Tuesday, September 22, 2015

PENYADAPAN GETAH PINUS

PENDAHULUAN

1.1  Latar Belakang
Hutan merupakan sumber kekayaan yang sangat bermanfaat bagi kehidupan manusia. Kelangsungan dan kelestariannya tergantung pada sikap dan tindakan manusia dalam memanfaatkan potensi hutan tersebut. Pemanfaatam sumber daya hutan merupakan upaya meningkatkan nilai hutan sehingga dapat bermanfaat bagi manusia. Pemanfaatan hutan dapat berupa kayu maupun hasil hutan bukan kayu (HHBK).
Permintaan terhadap hasil hutan bukan kayu (HHBK) dewasa ini telah mengalami peningkatan. Salah satu HHBK yang mulai mengalami peningkatan permintaan berbagai industri adalah getah pinus. Dengan meningkatnya kebutuhan getah untuk keperluaan industri, maka para penyadap getah pinus akan dibebankan target produksi yang lebih tinggi oleh perusahaan untuk memenuhi permintaan pasar.

1.2  Tujuan
Tujuan dari praktikum penyadapan getah pinus adalah
1.      Dapat melakukan penyadapan getah pinus dengan menerapkan metode quarre dan metode bor.
2.      Mengetahui pengaruh pemberian simulansia pada penyadapan getah pinus.



BAB II
TINJAUAN PUSTAKA

3.1 Getah Pinus
Getah yang dihasilkan pohon Pinus merkusii digolongkan sebagai oleoresin yang merupakan cairan asam-asam resin dalam terpentin yang menetes keluar apabila saluran resin pada kayu atau kulit pohon jenis jarum tersayat atau pecah (Sumadiwangsa 1978).
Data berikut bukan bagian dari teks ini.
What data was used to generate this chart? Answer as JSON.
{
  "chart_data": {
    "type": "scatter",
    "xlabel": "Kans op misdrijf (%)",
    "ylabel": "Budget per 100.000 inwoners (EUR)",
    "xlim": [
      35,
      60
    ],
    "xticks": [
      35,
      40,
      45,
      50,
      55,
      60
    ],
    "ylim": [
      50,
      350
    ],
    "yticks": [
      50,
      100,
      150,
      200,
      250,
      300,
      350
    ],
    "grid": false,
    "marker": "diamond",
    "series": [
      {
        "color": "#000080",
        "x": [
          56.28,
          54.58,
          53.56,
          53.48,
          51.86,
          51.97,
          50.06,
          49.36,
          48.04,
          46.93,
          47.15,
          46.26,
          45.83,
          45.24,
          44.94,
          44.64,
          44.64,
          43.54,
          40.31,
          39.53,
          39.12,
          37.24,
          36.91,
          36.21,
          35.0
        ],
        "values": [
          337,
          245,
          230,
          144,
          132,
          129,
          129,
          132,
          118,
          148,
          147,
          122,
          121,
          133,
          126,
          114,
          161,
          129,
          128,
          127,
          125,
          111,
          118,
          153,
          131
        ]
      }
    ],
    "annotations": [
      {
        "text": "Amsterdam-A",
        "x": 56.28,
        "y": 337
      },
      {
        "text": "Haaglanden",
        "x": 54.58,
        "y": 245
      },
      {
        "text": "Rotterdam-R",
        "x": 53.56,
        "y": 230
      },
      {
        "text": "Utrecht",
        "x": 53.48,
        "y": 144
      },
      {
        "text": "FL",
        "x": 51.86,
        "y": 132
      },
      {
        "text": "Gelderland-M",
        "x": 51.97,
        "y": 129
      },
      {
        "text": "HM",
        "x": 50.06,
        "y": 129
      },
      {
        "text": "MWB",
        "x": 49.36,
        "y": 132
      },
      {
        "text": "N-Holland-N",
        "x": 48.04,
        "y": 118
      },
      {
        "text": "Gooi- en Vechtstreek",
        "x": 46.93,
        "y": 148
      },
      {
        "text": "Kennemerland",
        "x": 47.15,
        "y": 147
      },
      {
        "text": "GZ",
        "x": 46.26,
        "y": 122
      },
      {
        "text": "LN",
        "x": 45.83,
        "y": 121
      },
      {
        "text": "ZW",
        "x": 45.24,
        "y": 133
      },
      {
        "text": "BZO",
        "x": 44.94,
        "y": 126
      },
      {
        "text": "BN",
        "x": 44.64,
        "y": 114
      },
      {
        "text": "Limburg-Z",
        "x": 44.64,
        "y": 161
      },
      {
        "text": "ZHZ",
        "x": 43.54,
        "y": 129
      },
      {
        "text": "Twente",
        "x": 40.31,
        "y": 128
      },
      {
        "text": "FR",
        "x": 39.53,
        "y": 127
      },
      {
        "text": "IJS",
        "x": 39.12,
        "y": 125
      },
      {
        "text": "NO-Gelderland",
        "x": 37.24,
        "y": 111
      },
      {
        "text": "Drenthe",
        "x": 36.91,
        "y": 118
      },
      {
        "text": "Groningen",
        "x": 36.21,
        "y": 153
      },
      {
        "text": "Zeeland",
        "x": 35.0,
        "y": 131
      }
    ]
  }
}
Penamaan oleoresin ini dipakai untuk membedakan getah pinus dari getah alamiah (natural resin) yang muncul kulit atau terdapat dalam rongga-rongga jaringan kayu sebagai genus dari anggota famili Dipterocarpaceae, Leguminoceae, dan Caesalpiniaceae.
Getah yang berasal dari pohon Pinus berwarna kuning pekat dan lengket, yang terdii dari campuran bahan kimia yang kompleks. Unsur-unsur terpenting yang menyusun getah pinus adalah asam terpen dan asam abietic. Campuran bahan tersebut larut dalam alcohol, bensin, ether, dan sejumlah pelarut organic lainnya, tetapi tidak larut dalam air. Selain itu dari hasil penyulingan getah Pinus merkusii rata-rata dihasilkan 64% gondorukem, 22,5% terpentin, dan 12,5% kotoran (Sumadiwangsa 1978).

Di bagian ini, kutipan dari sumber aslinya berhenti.